Grace and Truth in the Secular Age is a compilation of essays penned by conservative leaders in the Anglican Church in which they call the church back to biblical fidelity and Christian mission. While the focus of each essay is unambiguously directed toward the Anglican community, I believe all Christians would benefit greatly from a close reading of this book. Not only does it serve a cognitive function insofar as it informs us of much that is happening in Anglicanism, but it serves a motivational function as well insofar as it challenges all believers to examine their own denominational contexts and where they might be heading.

Furthermore, these essays are, with very few exceptions, very convicting and moving.
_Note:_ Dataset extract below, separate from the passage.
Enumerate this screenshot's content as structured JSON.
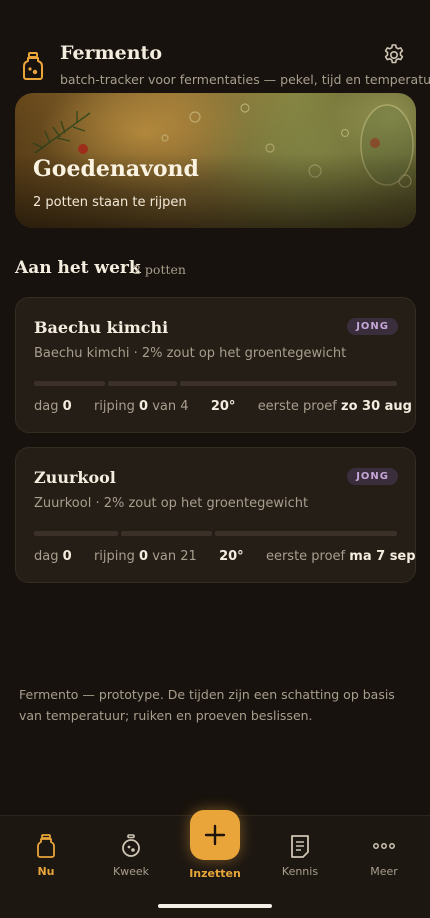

One can sense the great concern and, at times, frustration and anger, of these contributors as they call the church to task for its abandonment of its mission and its compromises with modernity. While the tone of some of these essays is polemic, and even apocalyptic, they never come across as mediums for venting. They are, in all, well crafted, deliberate, and passionate in their pronouncements.

One will find in this book essays on most of the major ethical and theological challenges confronting all churches today: abortion, homosexuality, the authority of the Bible, women in ministry, gender inclusive language, and the family. These writers pull no punches and avoid no hot topics. The book concludes with two Anglican statements that will give hope to any who feel that such church communities are inevitably doomed to end up on the scrap heap of liberal theology and social experimentation: the 1997 Kuala Lumpur Statement and the 1994 Montreal Declaration of Essentials. The former seems to be largely concerned with articulating biblical ethics and the latter, biblical doctrine, but there is overlapping in each. Not being an Anglican, I am not sure of the overall significance and impact of these two statements, but, as a believer in Christ and a member of His Church, I am moved to see brothers and sisters within other denominational expressions of the faith seeking to call the erring mass of Christianity back to its Lord.

You will be challenged by, learn much from, and grow deeply as you read this wonderful book.